Further, he reminded us, "We need to keep telling ourselves that one or two can make a difference. We don't have to have everyone on board to change the direction of the food business, for example." We all worry about globalization, but Fred pointed out that a Canadian philosopher studied great movements and discovered that they only last about 40 years. After that it takes force to sustain them. The Russian experiment lasted a little longer, but that was because they used the army. Globalization really got started in about 1970. Its time is about up. Across the world it is now being forced on people, a sign that its time is already waning.

"Why," Fred asked, "have our rural communities fallen into disrepair?" He believes that "If you are going to have a healthy local economy, you have to have local capital." Adam Smith assumed local capital; without it, his formulations would not work. If the capital lay outside the community the communities then became colonies for production. "We put all our labor into our raw materials which are then shipped elsewhere. We then have to turn around and import those same value-added raw materials."

It doesn't have to be that way, he said and told about a young man at a conference saying that his success was "not just about my farm; this is about our community." When asked how that was so, he said that the community had gotten together and decided they would always give advantage to our local community. They would pay more per unit, but would create a more prosperous community.

A second reason Fred gave for his hope was that even financial institutions are now saying that we have to shift from wealth concentration to wealth expansion. Even if the capital is in the small community, but is limited to a few people, the economy will not be a healthy one. So he sees a movement to resist capital accumulation that will grow and merge with the healthier aspects of our small towns and create a new and hopeful force for change right here at home. We can produce more value on our farms and expand wealth across a broader spectrum of the society.

A third sign of hope for Kirschenmann lies in how change happens.
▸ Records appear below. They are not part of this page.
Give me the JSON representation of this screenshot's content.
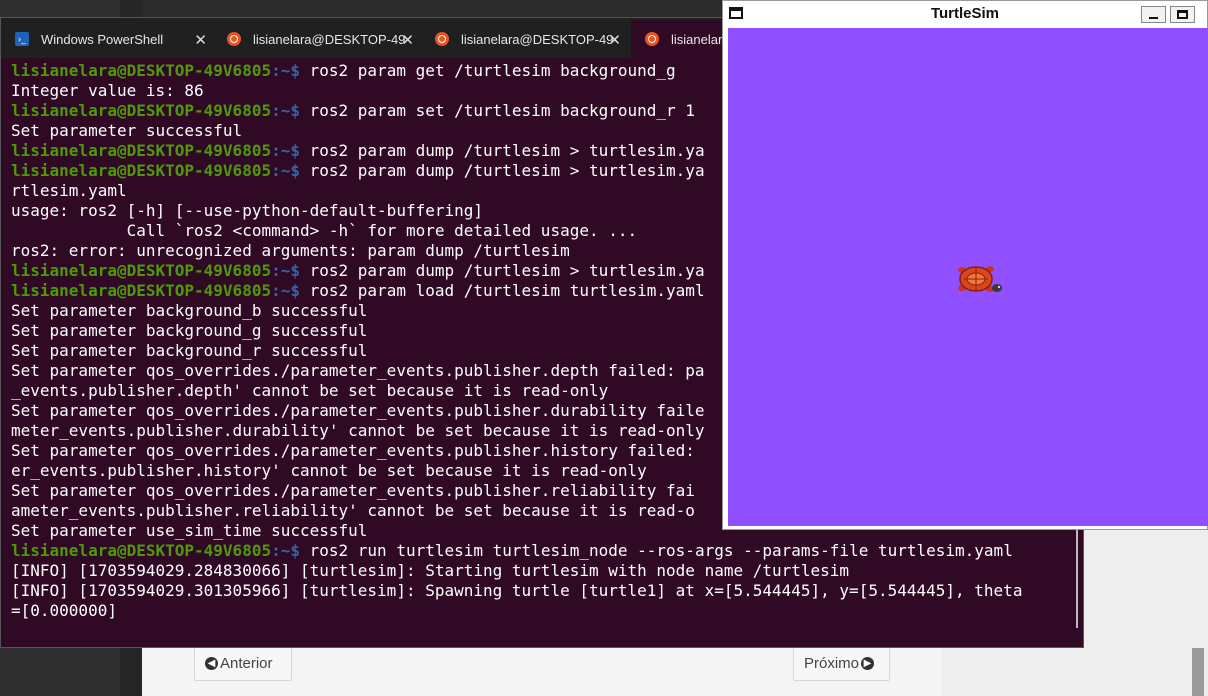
{
  "terminal": {
    "tabs": [
      {
        "label": "Windows PowerShell",
        "icon": "powershell-icon",
        "close": "✕"
      },
      {
        "label": "lisianelara@DESKTOP-49",
        "icon": "ubuntu-icon",
        "close": "✕"
      },
      {
        "label": "lisianelara@DESKTOP-49",
        "icon": "ubuntu-icon",
        "close": "✕"
      },
      {
        "label": "lisianelara",
        "icon": "ubuntu-icon",
        "close": ""
      }
    ],
    "prompt_user": "lisianelara@DESKTOP-49V6805",
    "prompt_path": ":~$ ",
    "lines": [
      {
        "type": "cmd",
        "text": "ros2 param get /turtlesim background_g"
      },
      {
        "type": "out",
        "text": "Integer value is: 86"
      },
      {
        "type": "cmd",
        "text": "ros2 param set /turtlesim background_r 1"
      },
      {
        "type": "out",
        "text": "Set parameter successful"
      },
      {
        "type": "cmd",
        "text": "ros2 param dump /turtlesim > turtlesim.ya"
      },
      {
        "type": "cmd",
        "text": "ros2 param dump /turtlesim > turtlesim.ya"
      },
      {
        "type": "out",
        "text": "rtlesim.yaml"
      },
      {
        "type": "out",
        "text": "usage: ros2 [-h] [--use-python-default-buffering]"
      },
      {
        "type": "out",
        "text": "            Call `ros2 <command> -h` for more detailed usage. ..."
      },
      {
        "type": "out",
        "text": "ros2: error: unrecognized arguments: param dump /turtlesim"
      },
      {
        "type": "cmd",
        "text": "ros2 param dump /turtlesim > turtlesim.ya"
      },
      {
        "type": "cmd",
        "text": "ros2 param load /turtlesim turtlesim.yaml"
      },
      {
        "type": "out",
        "text": "Set parameter background_b successful"
      },
      {
        "type": "out",
        "text": "Set parameter background_g successful"
      },
      {
        "type": "out",
        "text": "Set parameter background_r successful"
      },
      {
        "type": "out",
        "text": "Set parameter qos_overrides./parameter_events.publisher.depth failed: pa"
      },
      {
        "type": "out",
        "text": "_events.publisher.depth' cannot be set because it is read-only"
      },
      {
        "type": "out",
        "text": "Set parameter qos_overrides./parameter_events.publisher.durability faile"
      },
      {
        "type": "out",
        "text": "meter_events.publisher.durability' cannot be set because it is read-only"
      },
      {
        "type": "out",
        "text": "Set parameter qos_overrides./parameter_events.publisher.history failed:"
      },
      {
        "type": "out",
        "text": "er_events.publisher.history' cannot be set because it is read-only"
      },
      {
        "type": "out",
        "text": "Set parameter qos_overrides./parameter_events.publisher.reliability fai"
      },
      {
        "type": "out",
        "text": "ameter_events.publisher.reliability' cannot be set because it is read-o"
      },
      {
        "type": "out",
        "text": "Set parameter use_sim_time successful"
      },
      {
        "type": "cmd",
        "text": "ros2 run turtlesim turtlesim_node --ros-args --params-file turtlesim.yaml"
      },
      {
        "type": "out",
        "text": "[INFO] [1703594029.284830066] [turtlesim]: Starting turtlesim with node name /turtlesim"
      },
      {
        "type": "out",
        "text": "[INFO] [1703594029.301305966] [turtlesim]: Spawning turtle [turtle1] at x=[5.544445], y=[5.544445], theta"
      },
      {
        "type": "out",
        "text": "=[0.000000]"
      }
    ],
    "colors": {
      "background": "#300a24",
      "user": "#4e9a06",
      "path": "#3465a4"
    }
  },
  "turtlesim": {
    "title": "TurtleSim",
    "background_color": "#9150ff",
    "turtle_icon": "turtle-icon"
  },
  "page": {
    "prev_label": "Anterior",
    "next_label": "Próximo"
  }
}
We have greater power to change things than we may realize. "It's easier to change policies rather than to change institutions," he claimed. So we don't want to give up on changing Washington, D.C., but we don't want to put too much effort there either. Instead we want to "When we think of policy, we think of D.C. But policy at the local is maybe more important." Fred Cited Mendacino County in California. They got together and banned GMO crops from the county. This kind of local policy change is beginning to happen all around us. Another county offered property tax breaks to those who were willing to shift from conventional to organic farming. We "need to look at what we have the power to do, and use some imagination and innovation," Fred said.

One sign that this local control is working is because it is seen as dangerous by those from outside the community who want to continue to treat the community as a colony for raising massive numbers of hogs or beef or dairy cattle. The assault on local jurisdiction has already begun in Iowa, Fred said, and those of us in Minnesota recognized the issue because it is happening here too.